Recommended revivals

A Terminator 2: Judgment Day, New Mission, Sunday, 5:00

In one of those sequels that’s better than the original, a replica of the first movie’s killer robot (Arnold Schwarzenegger) returns from the future to help the good guys stop a worse killer robot and prevent a nuclear war. Linda Hamilton returns as the original’s intended victim, now a hard-as-nails and possibly insane heroine. The action scenes and special effects are outstanding, but so is the story of people surviving in extreme conditions. Along with the feature, you’ll get to see a 20-minute preview of the upcoming Terminator: Dark Fate.

A- Comedy Shorts Night, Niles Essanay Silent Film Museum, Saturday, 7:30

This month’s collection of silent short comedies stick mostly to Halloween themes. The exception is Charlie Chaplin’s The Adventurer, where the tramp escapes from prison and nearly succeeds in breaking into society. Also on the program: Buster Keaton’s The Haunted House, Harold Lloyd’s Haunted Spooks, and Laurel and Hardy’s Habeas Corpus. All four are very funny, but be warned: Haunted Spooks contains no-longer acceptable racist humor.

A- Carnival of SoulsCastro, Monday, 8:35

This low-budget horror movie works in some very strange ways. A car goes off a bridge into a deep river, and one sole survivor comes out of the deep.
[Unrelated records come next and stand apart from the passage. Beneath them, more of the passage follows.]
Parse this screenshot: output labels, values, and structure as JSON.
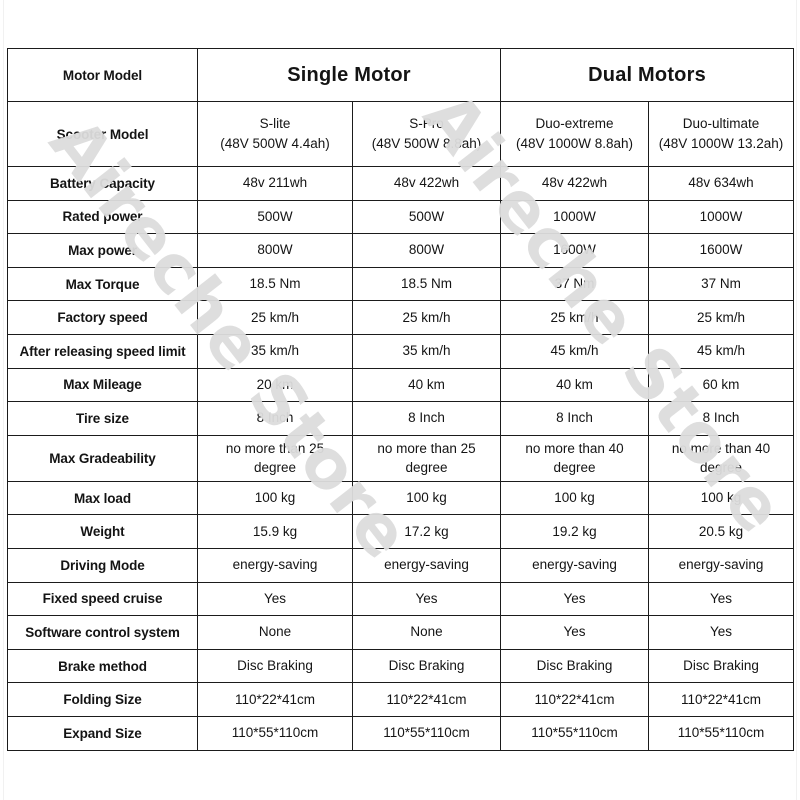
{
  "watermark": {
    "text_a": "Aireche Store",
    "text_b": "Aireche Store",
    "color": "#dddddd"
  },
  "table": {
    "columns": {
      "label_header": "Motor Model",
      "groups": [
        {
          "name": "Single Motor",
          "span": 2
        },
        {
          "name": "Dual Motors",
          "span": 2
        }
      ],
      "scooter_label": "Scooter Model",
      "scooter_models": [
        "S-lite\n(48V 500W 4.4ah)",
        "S-Pro\n(48V 500W 8.8ah)",
        "Duo-extreme\n(48V 1000W  8.8ah)",
        "Duo-ultimate\n(48V 1000W 13.2ah)"
      ]
    },
    "rows": [
      {
        "label": "Battery Capacity",
        "values": [
          "48v 211wh",
          "48v 422wh",
          "48v 422wh",
          "48v 634wh"
        ]
      },
      {
        "label": "Rated power",
        "values": [
          "500W",
          "500W",
          "1000W",
          "1000W"
        ]
      },
      {
        "label": "Max power",
        "values": [
          "800W",
          "800W",
          "1600W",
          "1600W"
        ]
      },
      {
        "label": "Max Torque",
        "values": [
          "18.5 Nm",
          "18.5 Nm",
          "37 Nm",
          "37 Nm"
        ]
      },
      {
        "label": "Factory speed",
        "values": [
          "25 km/h",
          "25 km/h",
          "25 km/h",
          "25 km/h"
        ]
      },
      {
        "label": "After releasing speed limit",
        "values": [
          "35 km/h",
          "35 km/h",
          "45 km/h",
          "45 km/h"
        ]
      },
      {
        "label": "Max Mileage",
        "values": [
          "20 km",
          "40 km",
          "40 km",
          "60 km"
        ]
      },
      {
        "label": "Tire size",
        "values": [
          "8 Inch",
          "8 Inch",
          "8 Inch",
          "8 Inch"
        ]
      },
      {
        "label": "Max Gradeability",
        "values": [
          "no more than 25\ndegree",
          "no more than 25\ndegree",
          "no more than 40\ndegree",
          "no more than 40\ndegree"
        ],
        "tall": true
      },
      {
        "label": "Max load",
        "values": [
          "100 kg",
          "100 kg",
          "100 kg",
          "100 kg"
        ]
      },
      {
        "label": "Weight",
        "values": [
          "15.9 kg",
          "17.2 kg",
          "19.2 kg",
          "20.5 kg"
        ]
      },
      {
        "label": "Driving Mode",
        "values": [
          "energy-saving",
          "energy-saving",
          "energy-saving",
          "energy-saving"
        ]
      },
      {
        "label": "Fixed speed cruise",
        "values": [
          "Yes",
          "Yes",
          "Yes",
          "Yes"
        ]
      },
      {
        "label": "Software control system",
        "values": [
          "None",
          "None",
          "Yes",
          "Yes"
        ]
      },
      {
        "label": "Brake method",
        "values": [
          "Disc Braking",
          "Disc Braking",
          "Disc Braking",
          "Disc Braking"
        ]
      },
      {
        "label": "Folding Size",
        "values": [
          "110*22*41cm",
          "110*22*41cm",
          "110*22*41cm",
          "110*22*41cm"
        ]
      },
      {
        "label": "Expand Size",
        "values": [
          "110*55*110cm",
          "110*55*110cm",
          "110*55*110cm",
          "110*55*110cm"
        ]
      }
    ]
  }
}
She then drives to a new town where a job is waiting for her. But scary, dead-looking people seem to follow her. Has she lost her mind, or is she being pulled into the afterlife? The movie is creepy and atmospheric, and since it concentrates on her mental condition, it’s not exceptionally gruesome. Candace Hilligoss gives an excellent performance in the lead role. The rest of the cast is amateurish, but that only increases the sense of strange dread. On a double bill with Night Tide, which I’ve never seen.

B- Close-Up, BAMPFA, Saturday, 8:00

Abbas Kiarostami’s 1990 fiction/documentary hybrid starts out dull and confusing. But as it goes along, it improves considerably. Police arrest Hossein Sabzian, a con man with a deep love of cinema, for the crime of impersonating a famous director.  His trial, shot by Kiarostami, provides the film’s backbone. Other scenes were staged, using the actual people playing themselves. I don’t know how accurate these scenes are, but a running gag about a reporter constantly looking for a tape recorder suggests that Kiarostami stretched reality for entertainment’s sake.  Part of the series Abbas Kiarostami: Life as Art.